By David Cregar, Expository Writing Program at New York University




Let’s start with sentences. Not because they are more “basic” or simple. Just the opposite: today is about seeing more about the structures of sentences, and how those structures work in creating both meaning and affect.

Here’s a short piece about a sentence:

Sam Anderson, “New Sentences: From “The Juniper Tree,’ by Barbara Comyns”

1- Look up any unfamiliar words that you need to understand to understand this piece

2- Now write your own sentence of the form: At X and on Y, I Z as if not-Z



On the train, in the morning rush and then again home, riders slumber as if on high alert.


Now let’s try it with a text: Go to Brian Doyle’s “Joyas Volardoras

  • Use PowerNotes to highlight three sentences from Doyle that you find interesting in some way.

  • Name each of these -- in the “topic” box -- two ways: “Why” and “How.”

  • Then for each sentence, write, in the “comment” box, why you picked that sentence and then how the sentence works.
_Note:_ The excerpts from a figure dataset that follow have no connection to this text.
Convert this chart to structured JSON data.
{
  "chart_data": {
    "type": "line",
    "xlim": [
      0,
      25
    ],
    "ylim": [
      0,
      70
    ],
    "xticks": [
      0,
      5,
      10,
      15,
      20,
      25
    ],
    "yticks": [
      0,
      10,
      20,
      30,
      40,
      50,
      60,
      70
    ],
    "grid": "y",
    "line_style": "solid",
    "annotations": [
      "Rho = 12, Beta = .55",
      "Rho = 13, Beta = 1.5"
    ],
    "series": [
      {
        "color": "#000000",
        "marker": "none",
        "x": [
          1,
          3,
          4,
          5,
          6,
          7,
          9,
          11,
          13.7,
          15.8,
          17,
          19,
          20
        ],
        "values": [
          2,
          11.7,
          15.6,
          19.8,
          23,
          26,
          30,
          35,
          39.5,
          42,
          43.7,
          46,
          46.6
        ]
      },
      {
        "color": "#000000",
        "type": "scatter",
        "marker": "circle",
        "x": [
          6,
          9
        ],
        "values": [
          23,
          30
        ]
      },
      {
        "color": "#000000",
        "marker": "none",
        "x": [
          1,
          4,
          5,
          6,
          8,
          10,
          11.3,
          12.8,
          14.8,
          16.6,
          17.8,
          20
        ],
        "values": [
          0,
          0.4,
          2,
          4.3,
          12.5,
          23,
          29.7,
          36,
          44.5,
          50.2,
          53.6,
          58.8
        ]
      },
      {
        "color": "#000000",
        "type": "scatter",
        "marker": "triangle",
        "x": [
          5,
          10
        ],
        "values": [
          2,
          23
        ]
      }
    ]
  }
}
What, in other words, is the deeper structure of the sentence. Try to write this in a kind of mathematical form: But if X is Y, then Z must be A.



"I have something to tell you"

There's a sense in this sentence -- more than a sense, really -- of something foreboding, the words no one ever wants to hear, the words that give you time to catch your breath, before you hear the real news.